If shorter is better, why not use an even shorter license?

We're hackers, we like to make stuff, so if a short license is good... why not make it really short like: "do whatever you want with it"?

Well, now we're back to the whole issue of the proliferation of vanity licenses.  I mean, everyone who comes out with a vanity license has some reason why they think their vanity license is better.  And sure, I like short, and I like shorter even better.  But no matter how short it is, someone still has to figure out the ramifications, what it means, and whether it's compatible with other licenses or not.  To take one example, say you leave off the disclaimer of liability.  Now someone has to figure out what, if anything, that means.  Does it mean that you are taking on liability?  Or, are they taking on liability if they pass on your software to someone else?  These may turn out to be not a problem, but the issues have already been figured out for widely used licenses.

And The Winner

I counted the characters of the widely used  licenses to see which one was the shortest.  The winner (by a slim margin over the BSD license): the MIT license.

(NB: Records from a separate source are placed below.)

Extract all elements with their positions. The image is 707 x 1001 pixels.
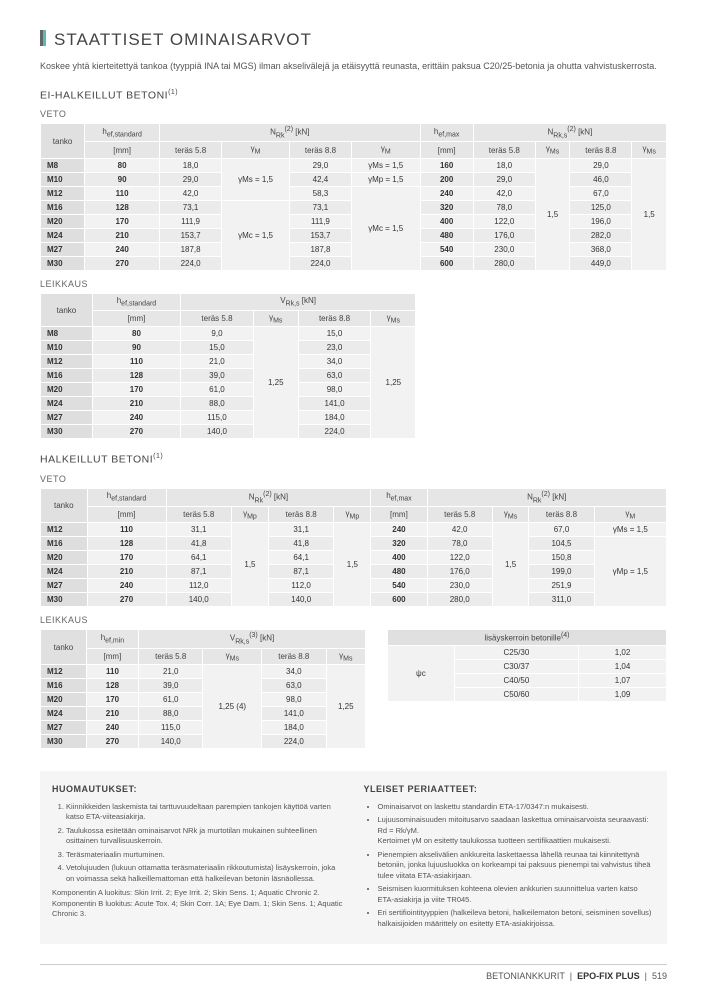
section-marker xyxy=(40,30,46,46)
th-t88: teräs 8.8 xyxy=(289,142,351,159)
th-ym: γM xyxy=(222,142,290,159)
table-leikkaus-1: tanko hef,standard VRk,s [kN] [mm] teräs… xyxy=(40,293,416,439)
subheading-leikkaus-1: LEIKKAUS xyxy=(40,279,667,289)
table-row: M20 xyxy=(41,383,93,397)
table-row: M27 xyxy=(41,721,87,735)
th-nrk: NRk(2) [kN] xyxy=(160,124,420,142)
table-row: M27 xyxy=(41,579,88,593)
table-row: M8 xyxy=(41,327,93,341)
table-row: M24 xyxy=(41,228,85,242)
table-row: M24 xyxy=(41,565,88,579)
table-row: M12 xyxy=(41,186,85,200)
table-row: M8 xyxy=(41,158,85,172)
page-footer: BETONIANKKURIT | EPO-FIX PLUS | 519 xyxy=(40,964,667,981)
th-mm: [mm] xyxy=(85,142,160,159)
page-title: STAATTISET OMINAISARVOT xyxy=(54,30,667,50)
heading-halkeillut: HALKEILLUT BETONI(1) xyxy=(40,453,667,466)
notes-heading-1: HUOMAUTUKSET: xyxy=(52,783,344,796)
th-nrks: NRk,s(2) [kN] xyxy=(473,124,666,142)
table-row: M20 xyxy=(41,693,87,707)
table-row: M30 xyxy=(41,256,85,270)
th-t58b: teräs 5.8 xyxy=(473,142,535,159)
table-row: M16 xyxy=(41,537,88,551)
table-lisayskerroin: lisäyskerroin betonille(4) ψcC25/301,02C… xyxy=(387,629,667,702)
table-row: M20 xyxy=(41,214,85,228)
notes-heading-2: YLEISET PERIAATTEET: xyxy=(364,783,656,796)
table-row: M12 xyxy=(41,523,88,537)
subheading-veto-2: VETO xyxy=(40,474,667,484)
th-hefmax: hef,max xyxy=(420,124,473,142)
table-row: M20 xyxy=(41,551,88,565)
note-3: Teräsmateriaalin murtuminen. xyxy=(66,850,344,861)
table-leikkaus-2: tanko hef,min VRk,s(3) [kN] [mm] teräs 5… xyxy=(40,629,366,749)
th-t88b: teräs 8.8 xyxy=(570,142,632,159)
th-hefstd: hef,standard xyxy=(92,293,180,310)
th-mm2: [mm] xyxy=(420,142,473,159)
th-ym2: γM xyxy=(351,142,420,159)
notes-section: HUOMAUTUKSET: Kiinnikkeiden laskemista t… xyxy=(40,771,667,944)
th-hefstd: hef,standard xyxy=(85,124,160,142)
heading-ei-halkeillut: EI-HALKEILLUT BETONI(1) xyxy=(40,89,667,102)
table-veto-1: tanko hef,standard NRk(2) [kN] hef,max N… xyxy=(40,123,667,271)
th-t58: teräs 5.8 xyxy=(160,142,222,159)
subheading-veto-1: VETO xyxy=(40,109,667,119)
note-komponentin: Komponentin A luokitus: Skin Irrit. 2; E… xyxy=(52,888,344,920)
subheading-leikkaus-2: LEIKKAUS xyxy=(40,615,667,625)
table-row: M12 xyxy=(41,665,87,679)
principle-3: Pienempien akselivälien ankkureita laske… xyxy=(378,850,656,882)
table-row: M10 xyxy=(41,341,93,355)
th-lisays: lisäyskerroin betonille(4) xyxy=(388,630,667,646)
psi-c-label: ψc xyxy=(388,646,455,702)
th-tanko: tanko xyxy=(41,124,85,159)
table-row: C40/50 xyxy=(454,674,578,688)
principle-2: Lujuusominaisuuden mitoitusarvo saadaan … xyxy=(378,815,656,847)
table-row: M30 xyxy=(41,735,87,749)
table-row: C30/37 xyxy=(454,660,578,674)
note-2: Taulukossa esitetään ominaisarvot NRk ja… xyxy=(66,826,344,847)
table-row: M12 xyxy=(41,355,93,369)
table-row: M30 xyxy=(41,425,93,439)
th-yms2: γMs xyxy=(632,142,667,159)
th-vrks: VRk,s [kN] xyxy=(181,293,416,310)
note-4: Vetolujuuden (lukuun ottamatta teräsmate… xyxy=(66,863,344,884)
table-row: M16 xyxy=(41,369,93,383)
principle-4: Seismisen kuormituksen kohteena olevien … xyxy=(378,884,656,905)
table-row: C25/30 xyxy=(454,646,578,660)
th-yms: γMs xyxy=(535,142,570,159)
table-row: M24 xyxy=(41,707,87,721)
table-row: M24 xyxy=(41,397,93,411)
table-row: M10 xyxy=(41,172,85,186)
th-tanko: tanko xyxy=(41,293,93,326)
table-veto-2: tanko hef,standard NRk(2) [kN] hef,max N… xyxy=(40,488,667,608)
table-row: M16 xyxy=(41,200,85,214)
principle-1: Ominaisarvot on laskettu standardin ETA-… xyxy=(378,802,656,813)
table-row: M30 xyxy=(41,593,88,607)
table-row: M27 xyxy=(41,242,85,256)
table-row: C50/60 xyxy=(454,688,578,702)
intro-text: Koskee yhtä kierteitettyä tankoa (tyyppi… xyxy=(40,60,667,73)
note-1: Kiinnikkeiden laskemista tai tarttuvuude… xyxy=(66,802,344,823)
principle-5: Eri sertifiointityyppien (halkeileva bet… xyxy=(378,908,656,929)
table-row: M27 xyxy=(41,411,93,425)
table-row: M16 xyxy=(41,679,87,693)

Thus the MIT license is now my default license that I use when I don't care about which license I use, which is why I released the eval.to source code under the MIT license.

 

Endlessly spinning browser page loading indicator bug fixed on eval.to

Kirubakaran fixed the endlessly spinning browser page loading indicator bug: https://github.com/awwx/evalto/pull/1

It turns out that if we make an XMLHttpRequest while the page loading indicator is currently spinning, making the request causes the indicator to continue to spin for the duration of the request.  However if we initiate the request after the spinner has stopped, the request doesn't start the spinner again.